There are no distinct plot lines for each of the 13 books. I don't even get how von Ziegesar comes up with her titles (Don't You Forget about Me, Would I Lie to You, etc.). The titles are irrelevant; you can actually interchange them and they wouldn't make a difference at all on how the story goes. von Ziegesar stretches the already thin story line until the last book. The characters all exchange bodily fluids with one another; you get lost as to who's sleeping with whom. It's ridiculous. Blair, the only character that has promise at the start, becomes your cookie cutter mean bitch. The rest of her gang are cardboard cutouts in Prada and Miu Miu handbags. Dan, the brooding high school poet, makes you happy that he doesn't get the rich girl. He gets anxious about problems which are not problematic at all. Maybe it's just the poet in him, or perhaps he's just an idiot. Serena's character is two-dimensional. She only appears to be involved in the story when people gossip about her. Serena's character is symbolic of the rich NYC crowd in the GG books -- effortlessly fabulous, carefree, promiscuous, and shallow.

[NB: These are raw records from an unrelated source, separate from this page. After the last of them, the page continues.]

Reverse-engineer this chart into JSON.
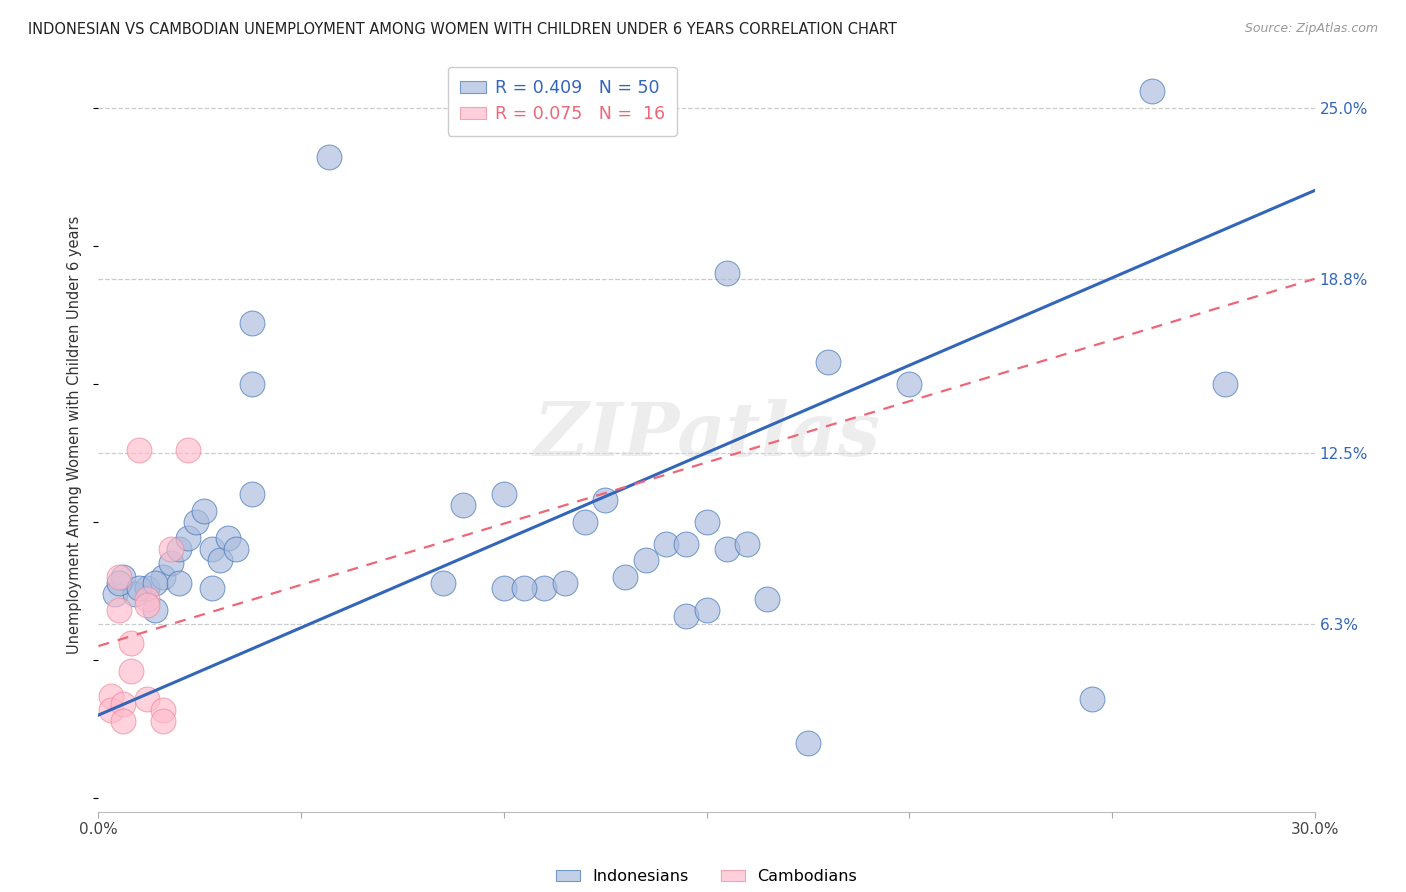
{
  "title": "INDONESIAN VS CAMBODIAN UNEMPLOYMENT AMONG WOMEN WITH CHILDREN UNDER 6 YEARS CORRELATION CHART",
  "source": "Source: ZipAtlas.com",
  "ylabel": "Unemployment Among Women with Children Under 6 years",
  "xlim": [
    0.0,
    0.3
  ],
  "ylim": [
    -0.005,
    0.268
  ],
  "xticks": [
    0.0,
    0.05,
    0.1,
    0.15,
    0.2,
    0.25,
    0.3
  ],
  "xticklabels": [
    "0.0%",
    "",
    "",
    "",
    "",
    "",
    "30.0%"
  ],
  "yticks_right": [
    0.063,
    0.125,
    0.188,
    0.25
  ],
  "yticks_right_labels": [
    "6.3%",
    "12.5%",
    "18.8%",
    "25.0%"
  ],
  "legend_blue_r": "R = 0.409",
  "legend_blue_n": "N = 50",
  "legend_pink_r": "R = 0.075",
  "legend_pink_n": "N =  16",
  "blue_fill": "#AABBDD",
  "pink_fill": "#FFBBCC",
  "blue_edge": "#4477BB",
  "pink_edge": "#EE8899",
  "blue_line": "#3366BB",
  "pink_line": "#EE6677",
  "watermark_color": "#DDDDDD",
  "indonesian_x": [
    0.014,
    0.057,
    0.038,
    0.004,
    0.006,
    0.009,
    0.012,
    0.016,
    0.018,
    0.02,
    0.022,
    0.024,
    0.026,
    0.028,
    0.03,
    0.032,
    0.034,
    0.038,
    0.005,
    0.01,
    0.014,
    0.02,
    0.028,
    0.038,
    0.085,
    0.09,
    0.1,
    0.12,
    0.125,
    0.13,
    0.135,
    0.14,
    0.145,
    0.15,
    0.155,
    0.16,
    0.1,
    0.11,
    0.165,
    0.105,
    0.115,
    0.145,
    0.15,
    0.155,
    0.18,
    0.2,
    0.175,
    0.245,
    0.26,
    0.278
  ],
  "indonesian_y": [
    0.068,
    0.232,
    0.172,
    0.074,
    0.08,
    0.074,
    0.076,
    0.08,
    0.085,
    0.09,
    0.094,
    0.1,
    0.104,
    0.09,
    0.086,
    0.094,
    0.09,
    0.15,
    0.078,
    0.076,
    0.078,
    0.078,
    0.076,
    0.11,
    0.078,
    0.106,
    0.11,
    0.1,
    0.108,
    0.08,
    0.086,
    0.092,
    0.092,
    0.1,
    0.09,
    0.092,
    0.076,
    0.076,
    0.072,
    0.076,
    0.078,
    0.066,
    0.068,
    0.19,
    0.158,
    0.15,
    0.02,
    0.036,
    0.256,
    0.15
  ],
  "cambodian_x": [
    0.003,
    0.003,
    0.005,
    0.005,
    0.006,
    0.006,
    0.008,
    0.008,
    0.01,
    0.012,
    0.012,
    0.012,
    0.016,
    0.016,
    0.018,
    0.022
  ],
  "cambodian_y": [
    0.037,
    0.032,
    0.08,
    0.068,
    0.034,
    0.028,
    0.056,
    0.046,
    0.126,
    0.072,
    0.07,
    0.036,
    0.032,
    0.028,
    0.09,
    0.126
  ],
  "blue_trendline_x": [
    0.0,
    0.3
  ],
  "blue_trendline_y": [
    0.03,
    0.22
  ],
  "pink_trendline_x": [
    0.0,
    0.3
  ],
  "pink_trendline_y": [
    0.055,
    0.188
  ]
}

The Gossip Girl books, despite my having lost several months reading them, doesn't need brain work at all. You read them because they're about the rich and everyone wants to know about the rich. Even the rich would like to know what other rich folk are doing. The GG books are simply books about, well, gossip and nothing much else. Shame on you for thinking that these books would tackle anything profound or serious. Just look at the covers! If you want to get the most out of your GG books, arrange them vertically on your bookshelf with only their spines showing. This way, you add pastel colors to your shelf.


Rhett said...

This sounds oh so familiar.

Charlotte said...

I tried to read the first book... I really tried (I always end up dozing). Perhaps I am not THAT into gossip... BWAHAHAHA!

mitch ramirez said...

"If you want to get the most out of your GG books, arrange them vertically on your bookshelf with only their spines showing. This way, you add pastel colors to your shelf. "

-I really laughed at this. It's so YOU!!! haha

Peter Michael C. Sandico said...

Hi Mitch!!! Ganon, I never really thought about it that way.